Code complexity scoreRound 1Round 2Round 3Round 4Round 5
9.3211.4412.9413.3113.54

Question 7: Prompt GPT-4 directly with a few-shot approach, guiding it to replicate CodeSteer’s “code-then-text” reasoning procedure.

Response 7: Here we include three prompt-based baselines: Few-Shot, Code-First-Rule, Code-First-Agent. Due to word limitation, please refer to our response to Reviewer RBSg for the full experimental results and detailed discussion.
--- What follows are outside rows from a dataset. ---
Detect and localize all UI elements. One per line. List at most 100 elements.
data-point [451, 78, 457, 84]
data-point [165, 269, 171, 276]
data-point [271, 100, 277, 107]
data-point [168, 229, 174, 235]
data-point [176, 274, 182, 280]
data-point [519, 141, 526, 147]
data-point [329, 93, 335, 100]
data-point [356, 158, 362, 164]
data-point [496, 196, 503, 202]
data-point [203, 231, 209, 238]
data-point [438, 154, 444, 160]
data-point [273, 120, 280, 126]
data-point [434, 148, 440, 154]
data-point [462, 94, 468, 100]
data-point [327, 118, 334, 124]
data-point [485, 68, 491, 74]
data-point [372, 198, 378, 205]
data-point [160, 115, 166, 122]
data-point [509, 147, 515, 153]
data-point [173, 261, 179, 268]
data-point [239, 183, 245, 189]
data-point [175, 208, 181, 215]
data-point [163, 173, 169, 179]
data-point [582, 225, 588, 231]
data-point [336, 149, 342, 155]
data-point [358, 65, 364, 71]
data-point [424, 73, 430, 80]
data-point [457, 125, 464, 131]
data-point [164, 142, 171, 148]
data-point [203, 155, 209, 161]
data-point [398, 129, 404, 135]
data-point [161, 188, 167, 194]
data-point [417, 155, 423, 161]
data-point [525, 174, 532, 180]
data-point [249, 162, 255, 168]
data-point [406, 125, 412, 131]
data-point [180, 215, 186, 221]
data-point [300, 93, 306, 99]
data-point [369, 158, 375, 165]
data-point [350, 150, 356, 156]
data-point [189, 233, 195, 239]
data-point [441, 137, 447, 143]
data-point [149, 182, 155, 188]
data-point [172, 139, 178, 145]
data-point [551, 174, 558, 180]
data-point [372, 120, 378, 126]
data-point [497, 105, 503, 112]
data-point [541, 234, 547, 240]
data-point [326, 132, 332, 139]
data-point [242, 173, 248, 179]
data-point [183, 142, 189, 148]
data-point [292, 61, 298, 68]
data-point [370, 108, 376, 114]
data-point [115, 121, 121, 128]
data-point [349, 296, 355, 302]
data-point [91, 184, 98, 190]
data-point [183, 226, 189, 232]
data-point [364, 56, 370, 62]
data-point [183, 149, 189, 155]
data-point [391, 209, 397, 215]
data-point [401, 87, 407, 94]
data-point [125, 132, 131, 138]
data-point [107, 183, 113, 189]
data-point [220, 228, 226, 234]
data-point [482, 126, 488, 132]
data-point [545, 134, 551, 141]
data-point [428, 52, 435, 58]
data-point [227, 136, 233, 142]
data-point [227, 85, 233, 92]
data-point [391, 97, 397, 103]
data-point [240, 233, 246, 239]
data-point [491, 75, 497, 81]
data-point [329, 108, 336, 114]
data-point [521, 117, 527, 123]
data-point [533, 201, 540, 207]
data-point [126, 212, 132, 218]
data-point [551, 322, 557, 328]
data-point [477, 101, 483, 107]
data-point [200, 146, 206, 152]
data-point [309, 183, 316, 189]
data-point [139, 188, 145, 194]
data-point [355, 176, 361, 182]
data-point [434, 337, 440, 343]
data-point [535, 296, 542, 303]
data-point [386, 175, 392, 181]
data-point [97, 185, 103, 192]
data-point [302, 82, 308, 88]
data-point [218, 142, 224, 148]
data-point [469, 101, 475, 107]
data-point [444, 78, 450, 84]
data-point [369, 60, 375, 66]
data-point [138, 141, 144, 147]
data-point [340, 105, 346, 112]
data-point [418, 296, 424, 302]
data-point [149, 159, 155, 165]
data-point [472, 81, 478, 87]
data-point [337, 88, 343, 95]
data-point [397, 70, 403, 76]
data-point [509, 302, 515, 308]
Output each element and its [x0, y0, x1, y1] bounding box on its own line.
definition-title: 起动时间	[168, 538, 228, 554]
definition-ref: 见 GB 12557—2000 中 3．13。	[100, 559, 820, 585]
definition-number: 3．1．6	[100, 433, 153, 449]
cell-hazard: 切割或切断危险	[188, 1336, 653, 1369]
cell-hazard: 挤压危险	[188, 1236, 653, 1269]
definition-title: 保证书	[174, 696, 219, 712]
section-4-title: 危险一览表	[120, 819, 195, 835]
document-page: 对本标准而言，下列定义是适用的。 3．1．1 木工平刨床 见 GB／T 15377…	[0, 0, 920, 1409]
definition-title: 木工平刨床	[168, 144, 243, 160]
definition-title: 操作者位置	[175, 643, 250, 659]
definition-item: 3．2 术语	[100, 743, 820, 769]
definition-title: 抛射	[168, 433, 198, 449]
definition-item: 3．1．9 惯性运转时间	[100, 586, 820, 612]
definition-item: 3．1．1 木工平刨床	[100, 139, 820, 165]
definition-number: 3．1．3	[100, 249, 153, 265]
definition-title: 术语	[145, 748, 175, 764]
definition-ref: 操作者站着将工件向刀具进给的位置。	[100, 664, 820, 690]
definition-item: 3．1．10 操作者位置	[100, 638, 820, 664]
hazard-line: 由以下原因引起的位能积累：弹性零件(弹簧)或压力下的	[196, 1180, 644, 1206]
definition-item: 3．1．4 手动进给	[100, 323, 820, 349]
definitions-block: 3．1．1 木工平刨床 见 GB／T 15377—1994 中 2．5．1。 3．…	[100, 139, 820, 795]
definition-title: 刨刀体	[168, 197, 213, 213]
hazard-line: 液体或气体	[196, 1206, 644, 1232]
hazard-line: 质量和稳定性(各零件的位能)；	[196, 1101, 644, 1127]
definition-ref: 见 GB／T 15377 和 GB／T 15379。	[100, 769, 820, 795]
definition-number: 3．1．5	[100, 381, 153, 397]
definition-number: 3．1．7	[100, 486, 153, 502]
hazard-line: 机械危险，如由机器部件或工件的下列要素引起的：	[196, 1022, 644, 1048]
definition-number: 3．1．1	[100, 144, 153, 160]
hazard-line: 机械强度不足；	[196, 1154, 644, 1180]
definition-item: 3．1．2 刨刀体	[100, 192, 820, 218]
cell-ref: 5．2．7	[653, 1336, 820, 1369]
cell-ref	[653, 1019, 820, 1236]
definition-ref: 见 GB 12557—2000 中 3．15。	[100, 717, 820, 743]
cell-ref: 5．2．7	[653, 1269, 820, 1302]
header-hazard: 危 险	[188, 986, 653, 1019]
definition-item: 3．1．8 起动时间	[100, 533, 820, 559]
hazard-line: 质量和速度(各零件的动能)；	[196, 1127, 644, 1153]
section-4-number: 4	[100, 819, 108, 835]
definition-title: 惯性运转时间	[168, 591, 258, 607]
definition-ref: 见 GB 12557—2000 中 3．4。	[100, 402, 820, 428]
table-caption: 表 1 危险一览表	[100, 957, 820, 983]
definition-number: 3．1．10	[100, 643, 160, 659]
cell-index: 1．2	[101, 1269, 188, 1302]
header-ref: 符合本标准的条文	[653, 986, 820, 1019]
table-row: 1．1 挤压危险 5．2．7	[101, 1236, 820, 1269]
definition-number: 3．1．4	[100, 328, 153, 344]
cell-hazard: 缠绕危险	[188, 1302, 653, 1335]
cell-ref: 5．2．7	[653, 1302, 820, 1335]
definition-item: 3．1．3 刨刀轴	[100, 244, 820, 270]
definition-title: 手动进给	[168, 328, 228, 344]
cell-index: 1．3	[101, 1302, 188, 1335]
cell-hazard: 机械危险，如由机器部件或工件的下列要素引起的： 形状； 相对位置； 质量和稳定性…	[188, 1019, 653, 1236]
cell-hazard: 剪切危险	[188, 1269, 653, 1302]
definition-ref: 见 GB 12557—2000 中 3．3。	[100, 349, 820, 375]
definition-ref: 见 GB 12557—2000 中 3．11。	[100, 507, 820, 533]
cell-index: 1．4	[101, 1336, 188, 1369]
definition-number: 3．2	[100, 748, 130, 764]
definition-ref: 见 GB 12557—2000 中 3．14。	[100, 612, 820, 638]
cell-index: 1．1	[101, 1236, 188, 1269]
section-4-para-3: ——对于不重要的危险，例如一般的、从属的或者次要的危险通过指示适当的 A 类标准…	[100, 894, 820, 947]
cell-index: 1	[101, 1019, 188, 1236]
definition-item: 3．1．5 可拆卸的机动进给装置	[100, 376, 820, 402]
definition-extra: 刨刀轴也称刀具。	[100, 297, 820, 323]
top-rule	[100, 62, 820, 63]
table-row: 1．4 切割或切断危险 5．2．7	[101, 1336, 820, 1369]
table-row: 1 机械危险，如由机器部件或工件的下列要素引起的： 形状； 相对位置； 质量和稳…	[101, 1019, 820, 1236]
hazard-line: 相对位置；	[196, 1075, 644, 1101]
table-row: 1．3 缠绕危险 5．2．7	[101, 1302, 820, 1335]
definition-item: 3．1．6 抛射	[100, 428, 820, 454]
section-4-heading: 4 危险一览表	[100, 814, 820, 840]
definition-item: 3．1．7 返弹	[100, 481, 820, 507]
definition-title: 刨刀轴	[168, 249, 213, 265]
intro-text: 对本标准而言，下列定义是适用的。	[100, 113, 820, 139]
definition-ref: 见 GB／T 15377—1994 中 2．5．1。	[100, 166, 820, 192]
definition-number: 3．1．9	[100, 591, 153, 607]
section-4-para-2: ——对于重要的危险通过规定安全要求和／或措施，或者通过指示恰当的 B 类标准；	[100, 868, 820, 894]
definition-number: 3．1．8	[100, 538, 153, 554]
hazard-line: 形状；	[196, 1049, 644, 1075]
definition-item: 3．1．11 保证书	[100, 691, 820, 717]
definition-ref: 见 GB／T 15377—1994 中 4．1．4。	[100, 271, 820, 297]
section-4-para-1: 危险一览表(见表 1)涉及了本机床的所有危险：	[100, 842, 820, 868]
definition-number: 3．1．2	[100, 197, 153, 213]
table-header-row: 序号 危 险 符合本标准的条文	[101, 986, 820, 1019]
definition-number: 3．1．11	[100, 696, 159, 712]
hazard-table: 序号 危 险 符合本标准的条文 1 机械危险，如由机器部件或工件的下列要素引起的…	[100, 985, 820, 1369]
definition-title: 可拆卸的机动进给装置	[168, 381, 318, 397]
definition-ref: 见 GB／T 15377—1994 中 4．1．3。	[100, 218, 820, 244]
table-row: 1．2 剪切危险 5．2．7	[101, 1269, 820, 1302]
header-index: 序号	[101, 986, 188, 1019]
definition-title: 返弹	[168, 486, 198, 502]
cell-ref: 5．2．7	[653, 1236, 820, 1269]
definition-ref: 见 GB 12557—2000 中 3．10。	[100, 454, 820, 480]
In summary, these three prompt-based methods significantly underperform compared to CodeSteer, highlighting the value of training with our synthesized data.

We will include all of the above contents in the revised paper. Happy to answer any further questions.

最终决定

This paper made several interesting contributions to the space of coding / reasoning, specifically in text vs coding based reasoning. Reviewers generally find the following contributions to be valid:

  • the benchmark
  • the data synthesis technique and process
  • the framework that can leverage both the tuned llm and powerful model like gpt-4o
  • and the empirical gain over benchmark datasets.

The reviewer AJhL found some aspects that can be further improved or clarified, and the authors promised to include that in the final revision. This decision of acceptance is based on that the authors will carefully incorporate the improvements and clarifications in their revisions.